Thanksgiving for so many people means the chance to gather with family, appreciate your blessings, and prepare foods that mean tradition for your family. It’s that for me, but it’s also something more:
A time of massive resentment. Consider your average Thanksgiving week. The day before Thanksgiving, you’re frantically cleaning the house and shopping for and preparing food. On Thanksgiving, itself, you wake at 5–everybody else in your family sleeps late, because it’s a holiday, after all–and you cook until your feet are sore for a meal everybody eats in 15 minutes.
Afterward, the men snooze before the TV while you wash dishes and prepare for dessert. Total time spent reflecting how thankful you are? Five minutes, at 8 o’clock, after everybody’s gone. Heck, by then, maybe the only thing you’re thankful for is that everybody’s gone. Then you’ve got to clean up, only to fall exhausted into bed at 8:15 p.m. Your husband is still watching football.
No wonder cars choke the streets on Black Friday. Women want to get the heck out of the house and all the work waiting there.
I know we can do better than this, and in my mummydeals posts, I’ll explain some ways to celebrate the holidays sanely, thankfully, and joyfully.
My emphasis is not on adding stuff to your calendar, but helping you get existing commitments done. Much of what drives you crazy during the holidays can be done ahead, and the time to start is now, so you can relax and enjoy the festivities.
If you have ideas, go to my blog at http://www.wormsoup.wordpress.com, and cursor to Stick a Fork in It: Thinking About the Holidays? The Time to Start Is Now. Leave your idea there, and maybe you’ll see it in the next guest post I contribute for our girl Clair.
My first suggestion is that, while you’re baking for Thanksgiving, bake extra for Christmas, and freeze it. Cookies, pies, turkey, ham–the big stuff and the kid stuff are a great place to start.
December is a thrilling time for a pastor’s family, with a Christmas pageant, a birthday party for Jesus, caroling–and lots of brightly decorated services. Did I mention it’s also super busy?

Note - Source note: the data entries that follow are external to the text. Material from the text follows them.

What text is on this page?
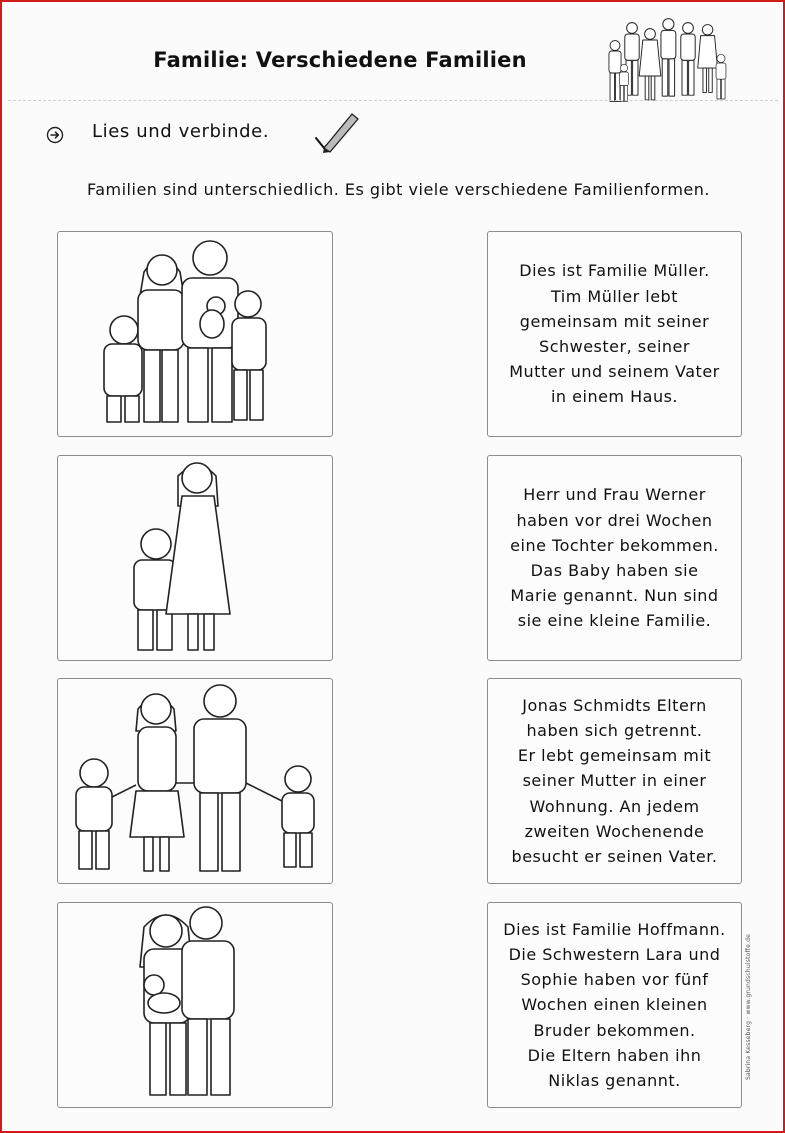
Familie: Verschiedene Familien
Lies und verbinde.
Familien sind unterschiedlich. Es gibt viele verschiedene Familienformen.
Dies ist Familie Müller.
Tim Müller lebt
gemeinsam mit seiner
Schwester, seiner
Mutter und seinem Vater
in einem Haus.
Herr und Frau Werner
haben vor drei Wochen
eine Tochter bekommen.
Das Baby haben sie
Marie genannt. Nun sind
sie eine kleine Familie.
Jonas Schmidts Eltern
haben sich getrennt.
Er lebt gemeinsam mit
seiner Mutter in einer
Wohnung. An jedem
zweiten Wochenende
besucht er seinen Vater.
Dies ist Familie Hoffmann.
Die Schwestern Lara und
Sophie haben vor fünf
Wochen einen kleinen
Bruder bekommen.
Die Eltern haben ihn
Niklas genannt.
Sabrina Kesseberg · www.grundschulstoffe.de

I cook simple stuff and cook ahead, because on Christmas Eve, my husband has 45 minutes for dinner, and if I miss that window, he’ll do the 11 a.m. service on an empty stomach and won’t eat dinner until 1 a.m. That means that, when he walks in the door at 5 p.m., the ham has to be staring at him.
Last year, I kept it simple, with ham, canned cranberry sauce, baguettes (a family favorite), a make-your-own baked potato bar, and of course, green bean casserole, the only element that required actual cooking/babying. It’s not Martha Stewart, but it’s easy and fills up my husband on the night he sees most members of the congregation.
Yes, my kids have trouble waiting for 5, so our Tea at Three consists of cookies congregation members have given us. (Thank you, bakers of Griffith Lutheran Church!)